Ritenere quindi che la contestazione delle medesime possa avvenire soltanto con la querela di falso significherebbe attribuire ad esse un valore privilegiato nell’ambito delle prove a disposizione del Giudice che non potrebbe trovare giustificazione con riguardo a tutte le scritture provenienti da terzi, ma soltanto per quelle che hanno un intrinseco grado di attendibilità quanto meno sostanziale, come appunto nel caso del testamento olografo; atto che per la natura e la rilevanza che gli sono propri non può essere considerato, sotto il profilo probatorio, assimilabile ad altre scritture provenienti da terzi.

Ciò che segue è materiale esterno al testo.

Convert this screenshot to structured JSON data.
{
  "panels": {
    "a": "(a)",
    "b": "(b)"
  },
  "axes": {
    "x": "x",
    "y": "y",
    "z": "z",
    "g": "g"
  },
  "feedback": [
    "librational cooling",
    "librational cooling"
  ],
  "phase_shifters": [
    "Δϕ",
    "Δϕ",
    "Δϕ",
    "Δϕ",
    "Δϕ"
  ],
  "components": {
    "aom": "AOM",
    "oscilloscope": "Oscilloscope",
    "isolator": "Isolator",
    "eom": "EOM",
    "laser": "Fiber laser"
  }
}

In applicazione di quanto sopra, avremo che solo ove l’atto proveniente dal terzo assuma, per la sua valenza intrinseca, un valore particolare può ritenersi necessaria la querela di falso per contestarne la valenza, mentre invece nei casi ordinari ciò non sia necessario.
In conclusione deve affermarsi il principio secondo cui le scritture private provenienti da terzi possono essere liberamente contestate, non applicandosi alle stesse la disciplina sostanziale di cui all’art. 2702 c.c. né quella processuale di cui all’art. 214 c.p.c., atteso che le stesse costituiscono prove atipiche il cui valore probatorio è puramente indiziario e che possono quindi contribuire a fondare il convincimento del giudice in armonia con altri dati probatori acquisiti al processo; tuttavia, nell’ambito delle scritture private deve riservarsi diverso trattamento a quelle la cui natura le connota di una carica di incidenza sostanziale e processuale intrinsecamente elevata (come appunto il testamento olografo), tale da richiedere la querela di falso per contestarne l’autenticità.